La vie est faite de belles rencontres Sylvie Lefrère, ventdart.over-blog.com Chantiers aux Subsistances Lyon, 17 et 18 février 2012

Dans cet hiver rigoureux, la rencontre avec Christiane Vericel et son équipe a été un moment rare. J'ai été accueillie au sein des Subsistances de Lyon pour participer aux échanges avec le public lors de 2 présentations de Chantier. Dans ce contexte, j'y ai retrouvé chaises, échelles, barres de métal, poulies, cordes… Tout un tas d'outils métaphoriques à facettes, part de rêves tout comme les boules disco qui rayonnent dans les boites de nuit. Nous étions, nous aussi, réunis dans notre boite de nuit, salle sombre ,mifabrique, mi- laboratoire. Christiane travaille depuis plusieurs années avec des enfants, des comédiens adolescents, adultes, parfois porteurs d'un handicap. Ils travaillent sur des sujets d'actualité comme la faim, l'exclusion... La diversité des cultures est représentée sous les différentes couleurs de peau. Nous sommes face à une représentation de notre société, avec

toute la richesse de cette mixité, embarqués dans cette arche de Noé, navire poétique , qui va nous emmener loin… Les scènettes de ce chantier nous soufflent que “tout est langage", la musicalité du bandonéon de Max nous enveloppe, les mimiques de Burhan nous font sourire, les cabrioles d'Armand nous stupéfient, la danse d'Habibur nous émeut, le câlin à la poupée de Lénaelle si tendre et le masque avec ses multiples regards… Tous les espaces sont explorés; le vide, le plein d'une maison, d'une valise; la hauteur et les barres des échelles, les allers et retours des pommes qui tombent du ciel.
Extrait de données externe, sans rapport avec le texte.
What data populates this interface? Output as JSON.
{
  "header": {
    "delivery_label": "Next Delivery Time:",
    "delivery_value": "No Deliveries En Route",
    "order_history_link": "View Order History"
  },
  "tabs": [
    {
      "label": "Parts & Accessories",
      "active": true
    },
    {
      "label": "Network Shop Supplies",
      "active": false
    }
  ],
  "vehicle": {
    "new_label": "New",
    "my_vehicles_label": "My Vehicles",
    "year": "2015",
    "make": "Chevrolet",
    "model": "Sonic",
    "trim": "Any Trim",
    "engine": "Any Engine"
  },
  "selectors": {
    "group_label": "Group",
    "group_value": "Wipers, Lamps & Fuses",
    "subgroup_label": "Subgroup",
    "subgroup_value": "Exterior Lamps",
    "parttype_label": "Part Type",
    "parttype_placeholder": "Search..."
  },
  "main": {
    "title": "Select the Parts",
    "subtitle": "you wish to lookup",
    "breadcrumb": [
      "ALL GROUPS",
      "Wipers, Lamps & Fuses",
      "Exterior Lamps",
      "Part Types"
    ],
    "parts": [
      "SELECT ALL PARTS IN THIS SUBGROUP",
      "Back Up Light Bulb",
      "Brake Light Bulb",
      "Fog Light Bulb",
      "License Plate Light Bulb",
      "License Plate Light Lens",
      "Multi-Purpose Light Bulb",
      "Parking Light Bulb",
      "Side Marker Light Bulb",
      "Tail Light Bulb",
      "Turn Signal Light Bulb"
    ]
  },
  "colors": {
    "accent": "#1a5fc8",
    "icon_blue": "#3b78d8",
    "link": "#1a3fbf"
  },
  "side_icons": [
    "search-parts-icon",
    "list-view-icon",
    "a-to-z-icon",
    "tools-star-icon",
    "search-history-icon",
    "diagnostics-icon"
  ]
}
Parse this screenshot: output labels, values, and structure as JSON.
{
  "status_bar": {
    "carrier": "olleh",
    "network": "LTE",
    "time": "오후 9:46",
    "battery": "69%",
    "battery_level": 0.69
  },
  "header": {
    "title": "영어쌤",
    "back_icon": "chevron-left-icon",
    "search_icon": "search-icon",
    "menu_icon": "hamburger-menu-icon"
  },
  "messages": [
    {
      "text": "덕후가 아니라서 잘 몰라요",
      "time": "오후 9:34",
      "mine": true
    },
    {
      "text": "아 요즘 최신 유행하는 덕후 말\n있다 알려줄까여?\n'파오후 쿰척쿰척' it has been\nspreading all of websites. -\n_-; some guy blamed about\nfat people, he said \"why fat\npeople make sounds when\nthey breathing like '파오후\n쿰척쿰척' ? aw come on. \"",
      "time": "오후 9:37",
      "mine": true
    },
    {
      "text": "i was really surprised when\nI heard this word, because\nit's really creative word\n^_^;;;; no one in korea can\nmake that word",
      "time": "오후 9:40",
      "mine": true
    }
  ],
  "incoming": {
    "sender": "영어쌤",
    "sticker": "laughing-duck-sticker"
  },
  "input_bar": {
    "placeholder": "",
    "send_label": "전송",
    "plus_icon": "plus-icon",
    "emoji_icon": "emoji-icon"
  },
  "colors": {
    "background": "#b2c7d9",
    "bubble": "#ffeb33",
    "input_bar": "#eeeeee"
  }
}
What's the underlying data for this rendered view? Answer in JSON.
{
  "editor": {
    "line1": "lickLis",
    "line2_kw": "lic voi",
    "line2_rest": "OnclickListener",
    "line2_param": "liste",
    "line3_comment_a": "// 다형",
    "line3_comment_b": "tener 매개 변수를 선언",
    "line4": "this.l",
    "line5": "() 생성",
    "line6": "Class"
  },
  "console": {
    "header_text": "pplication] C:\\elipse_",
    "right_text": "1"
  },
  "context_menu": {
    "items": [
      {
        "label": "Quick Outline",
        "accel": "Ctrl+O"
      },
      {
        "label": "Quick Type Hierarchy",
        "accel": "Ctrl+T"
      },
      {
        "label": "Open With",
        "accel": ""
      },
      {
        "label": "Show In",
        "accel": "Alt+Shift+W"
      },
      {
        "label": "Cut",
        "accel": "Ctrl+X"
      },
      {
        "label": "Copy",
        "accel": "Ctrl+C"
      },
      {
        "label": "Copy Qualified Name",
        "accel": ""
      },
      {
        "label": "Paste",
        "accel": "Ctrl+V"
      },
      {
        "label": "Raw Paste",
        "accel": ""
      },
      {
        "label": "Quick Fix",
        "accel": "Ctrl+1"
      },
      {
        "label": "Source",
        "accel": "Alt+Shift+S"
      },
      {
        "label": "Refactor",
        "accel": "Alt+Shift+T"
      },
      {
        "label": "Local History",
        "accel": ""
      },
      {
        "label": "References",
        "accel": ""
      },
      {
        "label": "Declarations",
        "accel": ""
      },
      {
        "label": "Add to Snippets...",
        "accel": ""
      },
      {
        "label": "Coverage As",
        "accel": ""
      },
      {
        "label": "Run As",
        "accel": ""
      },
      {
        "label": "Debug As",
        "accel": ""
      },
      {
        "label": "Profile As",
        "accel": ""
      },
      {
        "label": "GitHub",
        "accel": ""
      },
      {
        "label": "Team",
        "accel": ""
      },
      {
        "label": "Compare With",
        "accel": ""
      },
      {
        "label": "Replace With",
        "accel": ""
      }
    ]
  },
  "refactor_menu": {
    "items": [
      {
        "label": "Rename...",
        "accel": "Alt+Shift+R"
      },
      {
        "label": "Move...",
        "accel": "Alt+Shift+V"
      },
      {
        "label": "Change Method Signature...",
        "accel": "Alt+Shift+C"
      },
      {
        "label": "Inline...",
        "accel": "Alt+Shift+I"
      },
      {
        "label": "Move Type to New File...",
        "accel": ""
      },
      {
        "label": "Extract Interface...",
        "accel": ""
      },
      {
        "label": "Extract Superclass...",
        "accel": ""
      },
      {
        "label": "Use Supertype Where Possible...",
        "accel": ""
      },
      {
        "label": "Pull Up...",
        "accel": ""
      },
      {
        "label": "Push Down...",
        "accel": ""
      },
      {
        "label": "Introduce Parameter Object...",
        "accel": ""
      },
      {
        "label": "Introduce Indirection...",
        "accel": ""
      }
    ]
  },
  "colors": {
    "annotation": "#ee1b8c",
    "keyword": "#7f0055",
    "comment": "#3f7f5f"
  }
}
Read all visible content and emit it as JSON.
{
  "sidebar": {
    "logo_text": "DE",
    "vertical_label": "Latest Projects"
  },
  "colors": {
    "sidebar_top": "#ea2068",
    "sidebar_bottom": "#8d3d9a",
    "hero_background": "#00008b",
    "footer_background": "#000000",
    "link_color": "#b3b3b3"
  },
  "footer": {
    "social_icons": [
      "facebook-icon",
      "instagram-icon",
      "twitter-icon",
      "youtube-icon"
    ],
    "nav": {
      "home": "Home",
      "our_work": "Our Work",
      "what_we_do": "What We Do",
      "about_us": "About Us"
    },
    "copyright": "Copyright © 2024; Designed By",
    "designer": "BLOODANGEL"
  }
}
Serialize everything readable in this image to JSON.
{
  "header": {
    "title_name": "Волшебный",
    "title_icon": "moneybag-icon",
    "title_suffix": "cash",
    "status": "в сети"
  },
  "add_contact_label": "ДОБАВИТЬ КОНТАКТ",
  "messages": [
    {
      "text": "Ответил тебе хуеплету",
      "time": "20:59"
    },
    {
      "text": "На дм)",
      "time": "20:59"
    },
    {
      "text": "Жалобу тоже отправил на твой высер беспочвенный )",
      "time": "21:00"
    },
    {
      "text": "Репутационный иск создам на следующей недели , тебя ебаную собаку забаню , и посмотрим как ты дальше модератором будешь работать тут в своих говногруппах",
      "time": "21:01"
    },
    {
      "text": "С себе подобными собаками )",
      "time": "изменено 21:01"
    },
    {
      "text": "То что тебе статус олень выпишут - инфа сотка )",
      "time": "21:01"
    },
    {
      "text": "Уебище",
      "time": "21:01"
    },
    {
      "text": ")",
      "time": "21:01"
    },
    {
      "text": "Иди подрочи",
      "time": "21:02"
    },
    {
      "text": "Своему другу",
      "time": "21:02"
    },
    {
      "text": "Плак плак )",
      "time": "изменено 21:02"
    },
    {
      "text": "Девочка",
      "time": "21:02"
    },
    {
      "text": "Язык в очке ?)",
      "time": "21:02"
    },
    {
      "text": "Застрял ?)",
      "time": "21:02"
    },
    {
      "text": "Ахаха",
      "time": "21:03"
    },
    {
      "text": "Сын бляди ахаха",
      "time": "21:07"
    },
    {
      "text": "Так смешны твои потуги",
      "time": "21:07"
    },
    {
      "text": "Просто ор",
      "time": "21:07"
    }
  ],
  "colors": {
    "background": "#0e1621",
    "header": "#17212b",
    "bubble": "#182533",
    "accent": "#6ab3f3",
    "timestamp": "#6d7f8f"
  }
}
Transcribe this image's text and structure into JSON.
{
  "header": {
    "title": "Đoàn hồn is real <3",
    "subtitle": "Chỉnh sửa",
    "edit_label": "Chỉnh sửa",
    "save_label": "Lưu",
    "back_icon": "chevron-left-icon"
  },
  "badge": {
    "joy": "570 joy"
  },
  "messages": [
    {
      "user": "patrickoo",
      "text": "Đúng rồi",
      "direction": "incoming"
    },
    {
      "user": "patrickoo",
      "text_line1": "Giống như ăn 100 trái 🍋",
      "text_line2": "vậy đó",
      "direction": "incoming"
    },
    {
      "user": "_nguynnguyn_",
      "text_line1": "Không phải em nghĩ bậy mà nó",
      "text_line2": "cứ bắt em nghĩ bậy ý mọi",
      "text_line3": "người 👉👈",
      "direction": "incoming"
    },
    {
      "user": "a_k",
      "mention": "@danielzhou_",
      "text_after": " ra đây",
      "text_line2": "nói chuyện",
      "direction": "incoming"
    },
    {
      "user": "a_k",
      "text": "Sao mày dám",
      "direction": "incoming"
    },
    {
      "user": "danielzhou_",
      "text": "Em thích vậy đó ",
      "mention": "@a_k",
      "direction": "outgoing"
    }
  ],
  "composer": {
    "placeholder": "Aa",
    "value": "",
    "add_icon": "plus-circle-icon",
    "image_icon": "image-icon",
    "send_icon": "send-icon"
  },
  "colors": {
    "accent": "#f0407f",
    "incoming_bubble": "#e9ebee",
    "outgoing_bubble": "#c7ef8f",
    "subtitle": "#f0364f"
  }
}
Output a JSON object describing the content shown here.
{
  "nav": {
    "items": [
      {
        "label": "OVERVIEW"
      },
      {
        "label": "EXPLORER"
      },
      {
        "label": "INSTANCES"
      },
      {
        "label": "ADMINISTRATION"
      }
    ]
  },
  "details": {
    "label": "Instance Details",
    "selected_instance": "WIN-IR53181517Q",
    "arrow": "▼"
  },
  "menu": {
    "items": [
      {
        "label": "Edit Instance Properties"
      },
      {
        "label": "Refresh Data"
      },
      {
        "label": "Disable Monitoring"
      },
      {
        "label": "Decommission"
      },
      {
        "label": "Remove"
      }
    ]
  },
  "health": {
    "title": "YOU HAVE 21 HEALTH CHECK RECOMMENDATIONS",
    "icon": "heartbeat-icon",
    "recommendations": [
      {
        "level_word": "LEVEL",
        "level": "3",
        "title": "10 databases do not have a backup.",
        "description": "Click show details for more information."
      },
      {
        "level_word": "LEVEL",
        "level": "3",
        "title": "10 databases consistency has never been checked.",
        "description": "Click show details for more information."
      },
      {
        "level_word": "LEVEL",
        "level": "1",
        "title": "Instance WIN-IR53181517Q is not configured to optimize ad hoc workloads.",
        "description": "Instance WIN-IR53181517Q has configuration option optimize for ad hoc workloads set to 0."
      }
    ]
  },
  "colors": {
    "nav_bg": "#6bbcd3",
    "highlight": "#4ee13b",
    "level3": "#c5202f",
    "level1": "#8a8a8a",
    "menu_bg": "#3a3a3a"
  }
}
Le fruit n'est plus l'élément représentatif de la nourriture, mais il devient objet de désir, d'enjeu, de secret. Une corde jaune ou rouge devient symbole de frontière sclérosante ou offrant une perspective de liberté. Charlie Chaplin et le Kid revivent sous nos yeux en hommes de couleurs . Le masque aux traits marqués et au regard perçant, fixe, en zoomant, notre pensée sur la gravité de la situation. C'est un temps de distanciation. Puis d'une pirouette , la vie rejaillit, et l'énergie positive de la lutte réapparait.


“The show must go on". La vie est ponctuée d'embûches, et il faut sans cesse les surmonter par la volonté, dira une personne du public. Un jeu de chaises, figure la place de chacun et les mouvements incessants mettent en évidence sa singularité; jeu parfois cruel mais très vite la cohésion du groupe reprend le dessus. Pour se faire accepter les rapports de force sont déployés, de séduction,

intergénérationnels. Comme dans les fables de la Fontaine. Nous sommes témoins d'une jubilation collective. La dernière image de cette succession de tableaux nous encourage à prendre soin de… soi, de l'autre, de notre environnement. Le diagnostic de notre société y trouve toute sa force mais le message d'espoir rayonne.